Esses custos são vastos e dependem do tipo de armazenagem que a empresa escolheu – se o espaço é alugado ou próprio. Nas empresas em que o espaço do estoque é dividido com o escritório, pelo fato de o mesmo espaço ser usado para diferentes propósitos, é importante determinar uma porcentagem do espaço do escritório utilizada para o estoque a fim de fazer esses cálculos.

Nessa categoria, também é importante adicionar um fenômeno problemático: a saturação do espaço e armazenamento, que pode aumentar consideravelmente os custos de forma não linear, criando todos os tipos de despesas extras. Quando um armazém atinge o ponto de saturação, torna-se extremamente difícil a movimentação e o fluxo é interrompido (às vezes completamente).

Para empresas sujeitas a essas dificuldades, o tempo e dinheiro necessários para “limpar a casa” e retomar o fluxo podem representar gastos inesperados e desnecessários.

Custo de serviços de estoque

Inclui a segurança do espaço, TI, recursos humanos, gerenciamento e manuseio. Também podemos incluir nessa categoria as despesas relacionadas com controle de estoque e giro de estoque.

Custo dos riscos de estoque

Os custos de risco de estoque cobrem essencialmente o risco de perda de valor dos itens por conta do período em que ficam armazenados. Essa variável é especialmente importante em empresas que lidam com produtos perecíveis.

Custo de falta

Finalmente, para chegarmos a uma visão completa dos custos de estoque, também devemos passar pelo custo de falta. São as despesas que incorrem quando ocorre a falta de itens após o pedido do cliente. Para o varejo, essa despesa também pode incluir envios emergenciais, mudanças de fornecedores ou substituição de mercadorias por produtos ou matérias-primas menos rentáveis.

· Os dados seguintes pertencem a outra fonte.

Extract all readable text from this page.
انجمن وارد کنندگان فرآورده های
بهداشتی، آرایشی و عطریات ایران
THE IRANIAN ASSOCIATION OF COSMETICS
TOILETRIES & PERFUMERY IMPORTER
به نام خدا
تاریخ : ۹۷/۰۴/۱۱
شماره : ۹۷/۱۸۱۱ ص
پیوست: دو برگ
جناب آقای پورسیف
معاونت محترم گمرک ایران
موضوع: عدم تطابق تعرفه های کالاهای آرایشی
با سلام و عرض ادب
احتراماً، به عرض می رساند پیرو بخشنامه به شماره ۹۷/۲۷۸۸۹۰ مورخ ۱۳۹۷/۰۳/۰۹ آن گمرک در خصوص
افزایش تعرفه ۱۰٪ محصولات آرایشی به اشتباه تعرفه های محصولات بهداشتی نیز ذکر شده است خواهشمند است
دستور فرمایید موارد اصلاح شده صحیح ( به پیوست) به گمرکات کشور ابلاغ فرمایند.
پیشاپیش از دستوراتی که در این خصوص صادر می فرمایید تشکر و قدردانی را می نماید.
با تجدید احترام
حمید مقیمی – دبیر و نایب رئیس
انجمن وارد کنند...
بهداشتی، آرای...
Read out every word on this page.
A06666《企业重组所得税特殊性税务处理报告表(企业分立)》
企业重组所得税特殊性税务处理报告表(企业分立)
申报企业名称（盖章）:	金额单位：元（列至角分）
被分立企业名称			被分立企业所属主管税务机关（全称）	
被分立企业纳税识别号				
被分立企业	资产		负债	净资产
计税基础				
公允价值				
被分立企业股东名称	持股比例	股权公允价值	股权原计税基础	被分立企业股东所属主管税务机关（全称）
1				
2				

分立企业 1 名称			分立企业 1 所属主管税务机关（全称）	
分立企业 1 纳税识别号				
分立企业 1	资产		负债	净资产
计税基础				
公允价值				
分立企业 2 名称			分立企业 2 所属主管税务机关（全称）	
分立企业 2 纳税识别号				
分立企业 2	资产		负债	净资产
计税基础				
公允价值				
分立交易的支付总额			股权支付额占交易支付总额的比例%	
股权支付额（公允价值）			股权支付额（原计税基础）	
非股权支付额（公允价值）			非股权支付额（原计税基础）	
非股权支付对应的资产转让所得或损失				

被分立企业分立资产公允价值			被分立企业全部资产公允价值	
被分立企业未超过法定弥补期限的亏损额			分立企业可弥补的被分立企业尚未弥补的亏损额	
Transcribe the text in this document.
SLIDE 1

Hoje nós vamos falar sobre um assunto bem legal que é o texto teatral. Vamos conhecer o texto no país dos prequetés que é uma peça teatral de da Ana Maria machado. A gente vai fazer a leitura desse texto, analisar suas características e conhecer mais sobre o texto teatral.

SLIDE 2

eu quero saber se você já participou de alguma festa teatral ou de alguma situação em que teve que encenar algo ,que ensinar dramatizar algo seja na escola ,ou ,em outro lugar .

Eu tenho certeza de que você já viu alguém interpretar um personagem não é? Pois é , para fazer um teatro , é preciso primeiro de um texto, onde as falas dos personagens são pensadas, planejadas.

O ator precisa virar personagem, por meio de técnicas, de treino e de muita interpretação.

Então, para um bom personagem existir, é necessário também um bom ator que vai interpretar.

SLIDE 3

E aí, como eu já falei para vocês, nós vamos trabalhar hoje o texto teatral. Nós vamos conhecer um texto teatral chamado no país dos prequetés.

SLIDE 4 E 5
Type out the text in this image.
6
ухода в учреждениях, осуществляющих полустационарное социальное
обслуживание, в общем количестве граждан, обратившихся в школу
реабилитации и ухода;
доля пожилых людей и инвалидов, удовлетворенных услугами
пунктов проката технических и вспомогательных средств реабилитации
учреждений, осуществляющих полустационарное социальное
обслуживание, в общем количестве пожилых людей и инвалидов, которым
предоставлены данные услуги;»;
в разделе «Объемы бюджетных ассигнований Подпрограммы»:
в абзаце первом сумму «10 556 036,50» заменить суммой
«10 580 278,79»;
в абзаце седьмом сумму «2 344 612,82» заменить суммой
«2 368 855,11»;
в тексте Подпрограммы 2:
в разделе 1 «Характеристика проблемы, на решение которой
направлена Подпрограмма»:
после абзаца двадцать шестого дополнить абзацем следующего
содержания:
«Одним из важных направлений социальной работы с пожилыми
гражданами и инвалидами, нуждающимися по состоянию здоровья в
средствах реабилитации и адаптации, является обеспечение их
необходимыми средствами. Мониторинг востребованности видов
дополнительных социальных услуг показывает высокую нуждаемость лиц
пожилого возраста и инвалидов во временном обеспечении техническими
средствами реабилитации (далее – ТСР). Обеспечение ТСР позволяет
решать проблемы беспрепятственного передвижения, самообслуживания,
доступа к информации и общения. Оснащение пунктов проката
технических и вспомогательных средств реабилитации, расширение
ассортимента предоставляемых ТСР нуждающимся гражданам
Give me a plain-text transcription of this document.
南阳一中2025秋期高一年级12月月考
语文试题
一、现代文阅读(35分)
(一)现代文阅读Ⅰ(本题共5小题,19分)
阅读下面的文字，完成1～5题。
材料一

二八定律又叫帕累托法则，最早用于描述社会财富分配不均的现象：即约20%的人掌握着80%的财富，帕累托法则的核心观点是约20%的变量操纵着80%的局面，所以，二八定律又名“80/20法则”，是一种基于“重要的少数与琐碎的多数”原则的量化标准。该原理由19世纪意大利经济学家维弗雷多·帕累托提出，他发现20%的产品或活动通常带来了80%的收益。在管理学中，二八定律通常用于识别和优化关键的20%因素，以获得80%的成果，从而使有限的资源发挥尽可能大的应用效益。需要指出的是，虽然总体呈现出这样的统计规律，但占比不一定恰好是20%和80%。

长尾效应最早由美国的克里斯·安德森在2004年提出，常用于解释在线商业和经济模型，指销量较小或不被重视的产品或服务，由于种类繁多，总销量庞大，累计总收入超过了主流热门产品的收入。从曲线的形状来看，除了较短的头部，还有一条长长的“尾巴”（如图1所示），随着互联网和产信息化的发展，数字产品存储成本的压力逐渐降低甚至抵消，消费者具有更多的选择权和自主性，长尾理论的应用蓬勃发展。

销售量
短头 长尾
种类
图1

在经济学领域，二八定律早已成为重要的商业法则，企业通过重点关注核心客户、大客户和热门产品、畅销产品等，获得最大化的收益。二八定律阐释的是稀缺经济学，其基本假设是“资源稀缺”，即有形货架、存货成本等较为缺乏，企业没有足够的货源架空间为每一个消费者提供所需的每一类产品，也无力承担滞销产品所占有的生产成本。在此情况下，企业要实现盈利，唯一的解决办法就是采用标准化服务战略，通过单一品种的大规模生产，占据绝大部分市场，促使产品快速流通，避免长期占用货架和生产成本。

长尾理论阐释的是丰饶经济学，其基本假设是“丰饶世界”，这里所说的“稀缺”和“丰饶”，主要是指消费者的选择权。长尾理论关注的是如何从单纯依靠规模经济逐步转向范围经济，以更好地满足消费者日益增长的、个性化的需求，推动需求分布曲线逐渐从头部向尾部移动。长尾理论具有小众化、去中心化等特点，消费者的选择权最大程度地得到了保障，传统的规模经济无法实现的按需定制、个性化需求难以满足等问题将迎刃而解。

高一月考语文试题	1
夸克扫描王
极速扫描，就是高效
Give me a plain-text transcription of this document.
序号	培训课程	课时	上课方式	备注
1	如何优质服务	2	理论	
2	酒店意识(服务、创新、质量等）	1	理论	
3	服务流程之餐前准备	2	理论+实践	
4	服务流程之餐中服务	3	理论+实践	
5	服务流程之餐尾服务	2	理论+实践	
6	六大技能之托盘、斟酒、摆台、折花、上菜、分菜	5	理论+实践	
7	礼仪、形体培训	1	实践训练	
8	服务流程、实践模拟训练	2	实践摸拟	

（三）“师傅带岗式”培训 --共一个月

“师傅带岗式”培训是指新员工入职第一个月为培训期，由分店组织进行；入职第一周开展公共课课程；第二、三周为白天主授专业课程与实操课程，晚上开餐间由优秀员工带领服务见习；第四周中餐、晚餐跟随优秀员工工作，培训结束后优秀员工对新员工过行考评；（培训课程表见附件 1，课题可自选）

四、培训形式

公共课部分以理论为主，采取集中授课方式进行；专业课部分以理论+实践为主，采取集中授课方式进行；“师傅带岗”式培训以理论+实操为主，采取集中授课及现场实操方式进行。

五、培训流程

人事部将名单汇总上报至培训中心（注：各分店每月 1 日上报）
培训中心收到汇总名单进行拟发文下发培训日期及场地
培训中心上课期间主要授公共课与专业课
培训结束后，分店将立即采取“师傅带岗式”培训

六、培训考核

Enquanto esses custos podem ser determinados com mais precisão, outros custos de falta não são fáceis de mensurar, como as despesas relacionadas com a perda de clientes (churn) ou a reputação da empresa (NPS). Perda de participação no mercado e planos de contingência de entregas são outros custos de falta que podem ser considerados no cálculo.

Referências

[1] CHIAVENATO, Idalberto – Iniciação à administração da produção. São Paulo: McGraw-Hill, 1991. ISBN 0-07-480598-4

[2] RICARTE, Marcos António Chaves – A importância dos custos logísticos na cadeia de suprimentos. [Em linha]. São Paulo: Widesoft Sistemas, 2002. [Consult. 15 Abr. 2008]. Disponível em WWW: URL:http://www.pauloangelim.com.br/artigos3_52.html.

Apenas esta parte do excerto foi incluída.